You know who I’m talking about. These are the folks who will inevitably be pushing grey, hard rubber custodial carts filled with bottles of solvents and cleaning fluids, rubber gloves and paper towels. They will have faces lined with tired streaks like worn out stream beds, aware that their days in this gleaming, vital transit jewel will almost never take them on the journeys of the more colorfully dressed masses around them. In rough green or grey work pants hanging askew from their hips like ill-hung paintings, they’ll spend their days cleaning up after the masses of the many people scurrying to catch trains and taxis. They’ll know where the carefully sequestered supply rooms are and where to attach their discrete hoses for bigger clean up jobs. They’ll have an out-of-sight break room where they’ll leave their winter coats in January, and there will also be a manager’s office somewhere where they’ll go to ask for the day off one Sunday afternoon to attend their niece’s first communion. They’ll keep the place functional and organized; they’re the blood of its operations, and like blood, they’ll likely be invisible most of the time.
In the main hall the ceiling will soar above everyone, underground, with near magical light shining on opportunities and courageous perseverance and solidified resolutions of city officials, consultants by the score, and financiers. The transit station will declare the power of some, but it will profoundly serve the diverse needs of all.

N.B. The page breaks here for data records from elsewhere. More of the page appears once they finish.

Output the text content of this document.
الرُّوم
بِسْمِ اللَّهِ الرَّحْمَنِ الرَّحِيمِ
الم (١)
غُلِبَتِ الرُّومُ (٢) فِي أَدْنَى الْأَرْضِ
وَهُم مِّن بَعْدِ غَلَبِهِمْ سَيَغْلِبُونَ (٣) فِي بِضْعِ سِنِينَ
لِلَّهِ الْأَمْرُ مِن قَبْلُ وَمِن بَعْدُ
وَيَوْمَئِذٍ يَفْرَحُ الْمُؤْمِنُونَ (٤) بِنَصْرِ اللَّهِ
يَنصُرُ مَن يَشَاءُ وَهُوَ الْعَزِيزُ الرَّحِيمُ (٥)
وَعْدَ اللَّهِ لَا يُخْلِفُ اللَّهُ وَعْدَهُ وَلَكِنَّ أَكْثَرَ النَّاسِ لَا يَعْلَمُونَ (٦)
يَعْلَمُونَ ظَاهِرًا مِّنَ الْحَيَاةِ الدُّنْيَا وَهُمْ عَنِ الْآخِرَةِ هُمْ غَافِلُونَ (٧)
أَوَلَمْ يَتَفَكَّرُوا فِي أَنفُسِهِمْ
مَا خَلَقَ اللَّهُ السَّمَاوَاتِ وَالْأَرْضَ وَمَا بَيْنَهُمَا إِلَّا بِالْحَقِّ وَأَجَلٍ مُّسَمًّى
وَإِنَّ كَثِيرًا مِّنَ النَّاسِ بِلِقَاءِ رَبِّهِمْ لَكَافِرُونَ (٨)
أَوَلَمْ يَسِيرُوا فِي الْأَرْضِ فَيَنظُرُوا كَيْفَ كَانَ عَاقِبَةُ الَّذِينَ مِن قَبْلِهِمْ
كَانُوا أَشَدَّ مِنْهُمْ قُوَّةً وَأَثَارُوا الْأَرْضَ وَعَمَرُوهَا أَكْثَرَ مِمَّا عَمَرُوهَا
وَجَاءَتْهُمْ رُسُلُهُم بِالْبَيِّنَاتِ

The place is not yet open, but if you take a quiet moment and consider what’s coming, this should not be a surprise: the space will be a collision of imaginings. Lives that would not normally cross will intersect everyday. They may already do so now in a million ways everyday, all over the world, but here in this rare, gleaming new space, those imaginings will be given brightly lit, freshly scrubbed visages. Would that we stop once in a while, from whichever group we may happen to be, and notice how they all intersect, and share in the process of making mere steel and stone something that lives and breathes.